Six leading in-house counsel answered this question: “In what situations or under what circumstances would you and/or your company consider using an outside lawyer with whom you have not previously worked?” Below is a summary of their responses:
- When there is a new, developing and/or niche area(s) – such as privacy and data security – where in-house counsel does not have the expertise and/or capacity.
- Capacity issues. When the in-house counsel does not practice in that area, there is too much volume and/or there is no in-house counsel at the company/entity.
- Turnover of general or in-house counsel or other decision-makers, such as when a new in-house counsel is hired or a new human resources manager starts at the company.

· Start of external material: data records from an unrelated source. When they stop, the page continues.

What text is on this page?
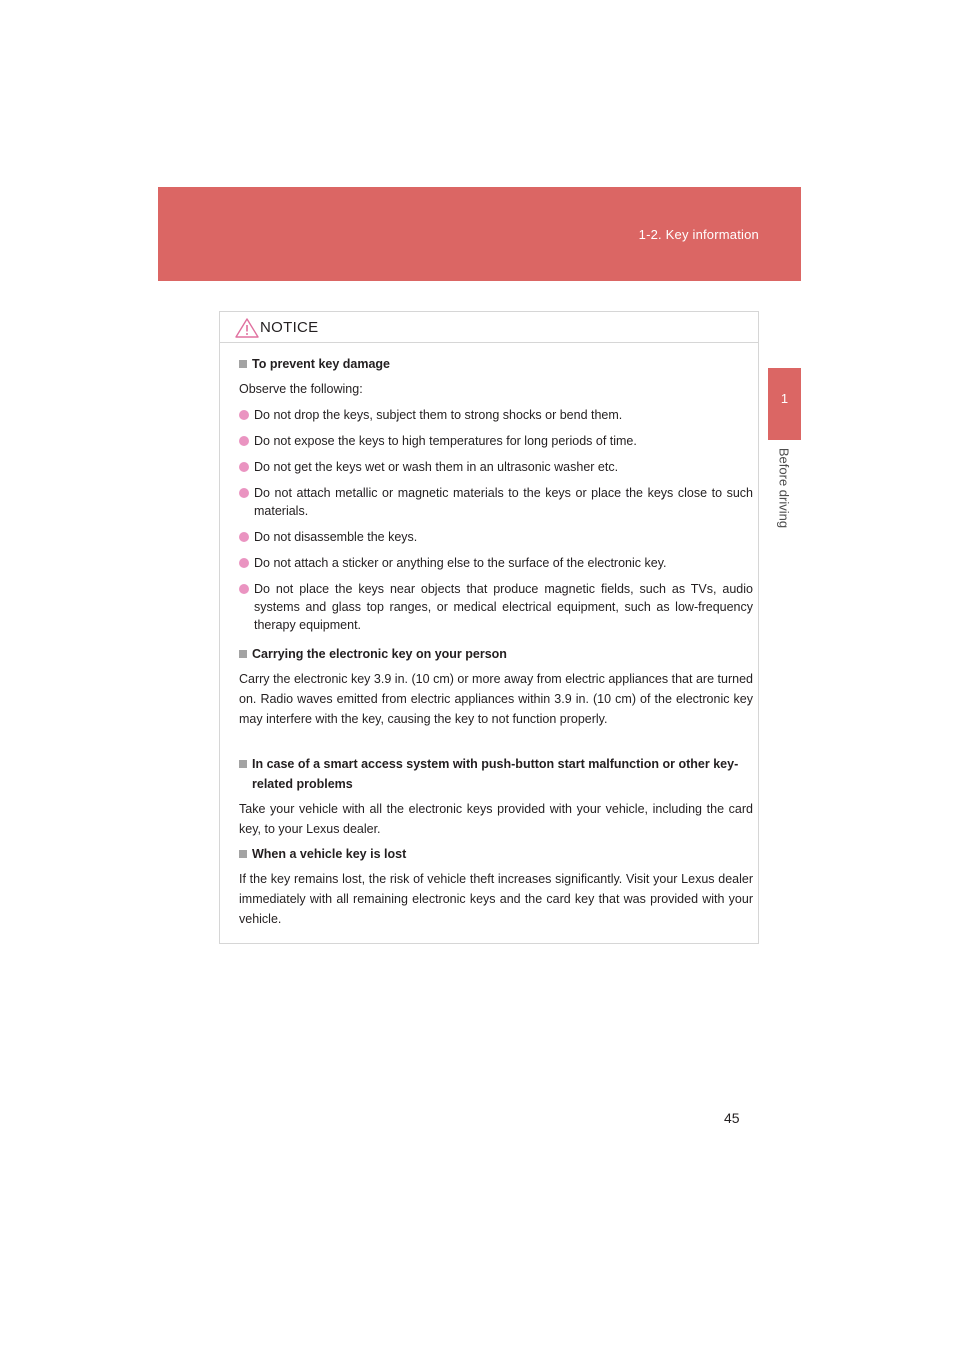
1-2. Key information
1
Before driving
NOTICE
To prevent key damage
Observe the following:
Do not drop the keys, subject them to strong shocks or bend them.
Do not expose the keys to high temperatures for long periods of time.
Do not get the keys wet or wash them in an ultrasonic washer etc.
Do not attach metallic or magnetic materials to the keys or place the keys close to such materials.
Do not disassemble the keys.
Do not attach a sticker or anything else to the surface of the electronic key.
Do not place the keys near objects that produce magnetic fields, such as TVs, audio systems and glass top ranges, or medical electrical equipment, such as low-frequency therapy equipment.
Carrying the electronic key on your person
Carry the electronic key 3.9 in. (10 cm) or more away from electric appliances that are turned on. Radio waves emitted from electric appliances within 3.9 in. (10 cm) of the electronic key may interfere with the key, causing the key to not function properly.
In case of a smart access system with push-button start malfunction or other key-related problems
Take your vehicle with all the electronic keys provided with your vehicle, including the card key, to your Lexus dealer.
When a vehicle key is lost
If the key remains lost, the risk of vehicle theft increases significantly. Visit your Lexus dealer immediately with all remaining electronic keys and the card key that was provided with your vehicle.
45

Two of the in-house counsel mentioned that they had started at their companies only about twelve to eighteen months ago, and out of the dozens of outside law firms their companies use, only about 10% of them reached out to them when they arrived in their new position.
- Relationship issues with existing outside counsel. For example, some long-standing, existing relationships may be stale or may be transitioning from an aging baby-boomer lawyer. So, a client may feel: the need to consider new/other counsel; taken for granted; and/or that outside counsel is in a complacent/reactive mode. In addition, some in-house counsel expressed they have service issues with some of their outside counsel – issues such as lack of proactive counsel and advice and, inconsistent responsiveness, etc.
- Any lawyer or firm that can offer them comparable quality of legal services at lower total fees, fixed fees, and/or in any other predictable and transparent manner is always sought after. They are all under pressure to reduce the number of outside firms they use, to save money on outside legal services and to reduce their total outside legal spend by between 10% and 25% annually.
- In situations, cases or matters where various company/entity employees need or require separate, independent outside counsel.
- Joint defense opportunities, when a nonconflicting party is also a party to the same lawsuit, jointly retaining a firm might make sense and conserve total outside legal fees.